Sicilian Salad with Dried Fruit and Fried Rosemary

I’m not quite sure why I call this Sicilian Salad. I guess because that’s what it says at the top of the recipe I keep in my computer. A recipe I copied from a note card I must have written in the 1990’s. I wish I’d kept the note card as opposed to transcribing all my stuff into computer files decades ago. I bet that note card had some clue as to why I call this particular type of salad a Sicilian Salad.

My guess is I had something similar in Sicily (the one time I went there in the 1980s). I know that’s not exactly definitive proof that this Sicilian Salad is at all typical of Sicily. But if it helps any I make this salad a lot and I always call it Sicilian Salad. Of course I make it different every time, because I imagine that’s how they’d do it in Sicily. Sometimes I use apples instead of grapes. Sometimes persimmons. Salads should be seasonal.

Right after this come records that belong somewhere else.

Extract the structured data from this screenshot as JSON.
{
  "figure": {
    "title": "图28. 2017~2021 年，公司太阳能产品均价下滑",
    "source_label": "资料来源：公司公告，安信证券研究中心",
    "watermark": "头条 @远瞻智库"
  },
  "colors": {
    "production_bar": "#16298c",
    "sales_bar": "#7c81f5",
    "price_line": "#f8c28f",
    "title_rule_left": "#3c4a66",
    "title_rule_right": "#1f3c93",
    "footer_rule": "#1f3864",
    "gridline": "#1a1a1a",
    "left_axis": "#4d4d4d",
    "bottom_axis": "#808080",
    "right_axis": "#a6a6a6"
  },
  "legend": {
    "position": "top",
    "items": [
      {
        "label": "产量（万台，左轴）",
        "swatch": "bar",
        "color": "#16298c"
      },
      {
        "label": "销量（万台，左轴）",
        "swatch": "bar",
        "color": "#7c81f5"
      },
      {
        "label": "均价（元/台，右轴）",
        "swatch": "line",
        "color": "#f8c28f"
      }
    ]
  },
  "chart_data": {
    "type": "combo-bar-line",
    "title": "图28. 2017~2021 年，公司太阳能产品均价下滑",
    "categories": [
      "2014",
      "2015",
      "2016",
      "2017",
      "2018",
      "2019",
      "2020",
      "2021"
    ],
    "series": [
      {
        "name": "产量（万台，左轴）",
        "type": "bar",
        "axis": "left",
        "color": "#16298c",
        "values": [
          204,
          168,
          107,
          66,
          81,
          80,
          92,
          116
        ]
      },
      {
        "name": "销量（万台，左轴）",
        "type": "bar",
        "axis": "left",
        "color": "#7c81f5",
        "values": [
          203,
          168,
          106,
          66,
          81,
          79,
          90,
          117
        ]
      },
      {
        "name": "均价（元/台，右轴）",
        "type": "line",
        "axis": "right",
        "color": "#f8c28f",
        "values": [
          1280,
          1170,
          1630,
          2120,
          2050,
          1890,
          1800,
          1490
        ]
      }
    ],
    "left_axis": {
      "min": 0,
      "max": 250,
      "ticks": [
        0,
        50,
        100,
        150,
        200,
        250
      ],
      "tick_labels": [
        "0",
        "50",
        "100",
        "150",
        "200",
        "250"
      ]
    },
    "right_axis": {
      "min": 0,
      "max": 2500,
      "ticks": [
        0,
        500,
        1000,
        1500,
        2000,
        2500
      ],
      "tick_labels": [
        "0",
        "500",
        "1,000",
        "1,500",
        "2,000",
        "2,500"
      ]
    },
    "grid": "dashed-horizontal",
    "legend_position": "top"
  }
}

Almonds show up in my Sicilian Salad all the time. This time I used pine nuts because that’s what I had. Salads should be simple.

I usually use some sort of bitter green too, like escarole or treviso (I know treviso is red, but it’s still green to me. I also know Treviso is in Northern Italy– lighten up).

Lastly, I always use some other “heftier” cooked veggie as a base in this salad (like broccoli rabe or zucchini). Green beans show up a whole lot too. Well, in this case haricots vert. I know haricots vert are French (really you’re taking this Sicilian Salad moniker a little too literally).

The only other constant, and the reason I call this a Sicilian Salad, is the fried prosciutto ‘chips’ and the combination of dried fruit and nuts stirred into a very lemony dressing. Oh I can’t forget the rosemary. This is the only salad I ever bother with frying rosemary. I’m not sure why that’s so. I love fried rosemary.

So there you have it. Sicilian Salad. Sweet, sour and salty– with plenty of crunch. Just like Sicily, right? Well, just go with it… I did. GREGSicilian Salad

Sicilian Dried Fruit Salad 

Print This Recipe Total time Yield 2–4Published


  • 1 ounce raisins
  • water (as needed)
  • 4 ounce haricots vert (trimmed on the stem end)
  • ice (as needed)
  • kosher salt (as needed)
  • olive oil (as needed according to the size of your pan)
  • 4 (3‑inch) sprigs fresh rosemary
  • 4 thin slices prosciutto
  • 1 cup halved grapes
  • 8 dried apricots (cut into ¼ inch dice)
  • ½ small red onion (peeled and thinly sliced)
  • 1 lemon (juice only)
  • 1 treviso (or radicchio or other bitter Italian leafy vegetable)
  • 1 ounce pine nuts (toasted)
  • black pepper (to taste)


Place the raisins in a small heat-proof bowl. Cover with boiling water. Set aside at least 20 minutes and up to 1 hour. Drain before using.

Fill a large bowl with ice water; set aside. Bring a large pot of water to a boil, salt it generously and add haricots vert. Blanch them until crisp-tender, 2 to 3 minutes and no more. Quickly drain and then plunge them into the prepared ice water to stop the cooking. Drain again and pat dry. (Haricots vert can be blanched 1 day ahead, drained and patted dry, covered and refrigerated until ready to use.)

Pour about 1 inch of olive oil into a very small saucepan; place over high heat. Once the oil begins to shimmer add one rosemary sprig to the hot oil. It should sizzle, but not burn. Fry the rosemary about 30 seconds, just until the color changes but before it begins to brown. Transfer to a paper towel lined plate to drain. Repeat with remaining rosemary sprigs. Remove oil from heat and set aside to cool. Retain it for the dressing.

Lay the prosciutto slices in a single layer along the bottom of heavy bottomed non-stick or cast iron skillet. Turn the heat to medium-high and fry the slices until crisp, turning once. If the slices want to curl too much try weighting them down with a bacon press or a slightly smaller pan. Watch them closely. They can go from crisp to burned easily. Transfer to a paper towel lined plate to drain. Once cool, crumble into bite-sized bits.

Place the raisins, haricots vert, halved grapes, diced apricots and onion slices in a large bowl. Roll the fried rosemary sprigs between your fingers allowing the leaves to fall from the stems into the bowl. Discard stems. Add the lemon juice and 5 tablespoons of the cooled rosemary scented olive oil; stir to combine.

Slice the treviso crosswise into ¼ inch strips, separating and discarding any pieces of core as you work. Add the strips to the salad bowl; toss to combine.

Divide salad among 4 plates (2 if serving as a main course) and top with crumbled fried prosciutto, toasted pine nuts and a grind of black pepper. Serve immediately.